Mr. KIRBY. We would favor that, because that $60 was money given through no particular choice of Congress, but you had the proposition of the demobilization of more than 4,000,000 men without any clothes to wear. They gave them $60 on the theory that they could get themselves outfitted. My recollection of the prices of clothing at that time is that it was entirely inadequate, and we feel that, having taken the men out of their regular civilian clothes and they having left their clothes go, Congress certainly had an obligation to put them back in their regular clothes,

Senator REED. I would like to confirm that, as one of those who got the $60. The theory on which that was given was entirely that the men had no civilian clothes left.

Mr. Kirby. It was literally true.

Senator REED. It was a clothing allowance. It was not a bonus, or an adjustment of pay.

Mr. KIRBY. Still, when it came to the so-called Federal bonus, there was a deduction for the $60.

Another feature of that, that shows the absurdity of it, is that an officer has to buy his clothes, and when they came to give that back to the men in the ranks, they also gave $60 to the officers up to the rank of major general, who were not compelled to buy their uniforms, as were the men in the ranks.

Senator BINGHAM. You do not mean just that, do you? Are the men in the ranks compelled to buy their uniforms?

Mr. KIRBY. No. The men in the ranks were not compelled to buy their clothes, but the officers had to feed themselves and had to buy their clothes. It was my mistake, Senator.

Senator WATSON. Congressman Connery.

STATEMENT OF HON. WILLIAM P. CONNERY, A REPRESENTA

TIVE IN CONGRESS FROM THE STATE OF MASSACHUSETTS

Mr. CONNERY. Mr. Chairman and members of the committee, first of all, I am a legionnaire, and I was at that Boston Convention, not as a delegate, but I went along with Congressmen Patman and Rankin to get this thing before the convention.

Mr. Burke, of the Victory Post of the Legion here in Washington, tells me that Mr. Smith, of the District of Columbia Legion, was at this meeting last Sunday, and that the intention of the Legion, regardless of what that language says in the resolution, was to go on record in favor of the payment of the adjusted certificates at their face value.

Senator Watson. Then, why did they not say so? Mr. Connery. I would like to have Mr. Burke, with the permission of the chairman, tell us just why.

Mr. BURKE. My name is Raymond A. Burke. I am president of the Victory Post Drum Corps, Washington, D. C. Our chairman, John Lewis Smith, after his return from this last council Sunday

Senator BINGHAM. Were you at the meeting?

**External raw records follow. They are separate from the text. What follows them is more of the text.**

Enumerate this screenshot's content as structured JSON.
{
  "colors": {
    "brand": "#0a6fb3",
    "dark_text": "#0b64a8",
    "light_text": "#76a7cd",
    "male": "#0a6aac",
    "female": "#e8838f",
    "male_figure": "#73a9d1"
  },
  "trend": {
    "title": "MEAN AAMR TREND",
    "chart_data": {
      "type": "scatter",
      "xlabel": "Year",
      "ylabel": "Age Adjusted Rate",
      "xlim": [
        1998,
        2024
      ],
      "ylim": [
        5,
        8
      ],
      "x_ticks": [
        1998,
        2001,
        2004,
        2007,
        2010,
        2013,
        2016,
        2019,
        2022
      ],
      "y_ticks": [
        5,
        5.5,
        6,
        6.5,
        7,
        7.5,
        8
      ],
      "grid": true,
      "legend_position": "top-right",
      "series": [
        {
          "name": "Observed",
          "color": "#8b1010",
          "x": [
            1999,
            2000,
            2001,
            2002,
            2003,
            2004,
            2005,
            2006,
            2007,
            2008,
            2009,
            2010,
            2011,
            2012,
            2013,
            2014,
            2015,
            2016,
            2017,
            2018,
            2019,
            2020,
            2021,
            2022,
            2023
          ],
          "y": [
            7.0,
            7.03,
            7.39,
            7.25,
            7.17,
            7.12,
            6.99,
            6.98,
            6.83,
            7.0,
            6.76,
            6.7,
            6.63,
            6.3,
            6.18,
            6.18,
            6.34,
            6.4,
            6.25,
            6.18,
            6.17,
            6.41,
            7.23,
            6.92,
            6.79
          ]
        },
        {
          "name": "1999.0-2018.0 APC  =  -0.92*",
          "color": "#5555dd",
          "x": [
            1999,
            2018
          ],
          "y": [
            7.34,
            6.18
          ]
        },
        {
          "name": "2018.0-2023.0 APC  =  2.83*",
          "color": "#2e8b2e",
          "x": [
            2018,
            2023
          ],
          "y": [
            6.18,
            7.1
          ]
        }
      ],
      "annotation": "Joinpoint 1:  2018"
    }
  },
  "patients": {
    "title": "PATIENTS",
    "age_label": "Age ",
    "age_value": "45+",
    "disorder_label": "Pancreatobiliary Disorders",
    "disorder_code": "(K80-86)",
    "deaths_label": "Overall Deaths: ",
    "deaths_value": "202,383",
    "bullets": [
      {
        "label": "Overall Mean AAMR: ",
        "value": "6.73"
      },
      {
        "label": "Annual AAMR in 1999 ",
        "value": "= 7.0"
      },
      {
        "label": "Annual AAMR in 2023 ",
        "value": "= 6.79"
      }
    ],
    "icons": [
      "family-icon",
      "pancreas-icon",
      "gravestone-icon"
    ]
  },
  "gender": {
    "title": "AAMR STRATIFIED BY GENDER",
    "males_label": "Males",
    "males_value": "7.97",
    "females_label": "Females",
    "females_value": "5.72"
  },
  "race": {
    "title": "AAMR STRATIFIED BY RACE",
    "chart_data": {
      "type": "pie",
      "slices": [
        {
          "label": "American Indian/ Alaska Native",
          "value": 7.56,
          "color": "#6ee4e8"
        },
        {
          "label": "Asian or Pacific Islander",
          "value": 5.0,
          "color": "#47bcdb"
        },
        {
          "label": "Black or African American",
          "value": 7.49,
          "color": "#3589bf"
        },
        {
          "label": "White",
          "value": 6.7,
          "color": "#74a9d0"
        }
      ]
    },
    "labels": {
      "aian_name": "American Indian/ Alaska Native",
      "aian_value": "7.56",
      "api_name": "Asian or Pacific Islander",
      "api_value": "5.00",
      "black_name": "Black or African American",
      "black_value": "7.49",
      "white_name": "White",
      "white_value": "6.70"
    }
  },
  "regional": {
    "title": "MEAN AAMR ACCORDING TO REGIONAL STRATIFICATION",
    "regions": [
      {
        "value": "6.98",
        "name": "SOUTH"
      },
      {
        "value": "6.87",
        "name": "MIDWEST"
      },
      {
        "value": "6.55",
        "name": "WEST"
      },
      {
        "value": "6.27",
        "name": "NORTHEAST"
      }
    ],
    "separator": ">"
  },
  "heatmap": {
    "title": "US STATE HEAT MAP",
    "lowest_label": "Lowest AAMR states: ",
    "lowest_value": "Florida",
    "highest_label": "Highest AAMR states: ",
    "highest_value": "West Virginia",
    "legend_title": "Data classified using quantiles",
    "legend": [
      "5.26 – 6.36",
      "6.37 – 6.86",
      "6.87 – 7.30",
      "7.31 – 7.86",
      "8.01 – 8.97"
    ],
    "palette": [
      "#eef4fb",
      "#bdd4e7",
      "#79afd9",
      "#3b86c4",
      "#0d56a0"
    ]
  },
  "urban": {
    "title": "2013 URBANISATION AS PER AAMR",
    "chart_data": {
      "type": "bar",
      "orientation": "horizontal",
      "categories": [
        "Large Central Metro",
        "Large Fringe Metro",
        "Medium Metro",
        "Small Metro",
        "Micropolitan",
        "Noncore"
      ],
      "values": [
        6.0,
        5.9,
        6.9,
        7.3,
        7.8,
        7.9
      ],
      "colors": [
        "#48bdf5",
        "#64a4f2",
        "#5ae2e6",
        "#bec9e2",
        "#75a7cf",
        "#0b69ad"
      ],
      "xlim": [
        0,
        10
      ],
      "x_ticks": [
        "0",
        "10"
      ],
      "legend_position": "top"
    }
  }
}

Were you at Indianapolis?

Mr. BURKE. No, sir.
Senator BINGHAM. Then this is hearsay evidence.

Mr. BURKE. These are facts presented to our post after this council meeting.

I was at the executive committee meeting of the Department of the District of Columbia when John Lewis Smith, our executive committeeman, was instructed to go to Indianapolis and vote for the full payment of this certificate, as due in 1945. Upon his return he sent a written statement to our post, which was read at our meeting last Tuesday night, saying that ne, as one of the members, helped to get this proposition over, and it was for the full payment of this adjusted compensation, as due in 1945.

Senator Watson. Did he explain then why they did not say so?
Mr. BURKE. He did not explain.
Senator Watson. Was he a delegate there?
Mr. BURKE. He was a delegate.
Mr. CONNERY. He made the motion.
Mr. BURKE. He made the motion.
Senator WATSON. How many delegates were there?
Mr. BURKE. I could not say.

Mr. CONNERY. There was a national committeeman from every State.

Mr. BURKE. That was the intention of this department, and that was the intention of our executive committeeman, and he was one of the men who were instrumental in getting this over.

Mr. Connery. I just wanted to bring that out.

Regardless of what the Legion did at its executive committee meeting last Sunday, you Senator have been getting letters from all over the United States. I am a legionnaire, and I fought for this and have been fighting for it for a long time. I know that regardless of what that executive committee did, the rank and file of the American Legion in the United States wants this adjusted compensation paid in cash, to the face value of the certificates. They do not want any half-way measures about it.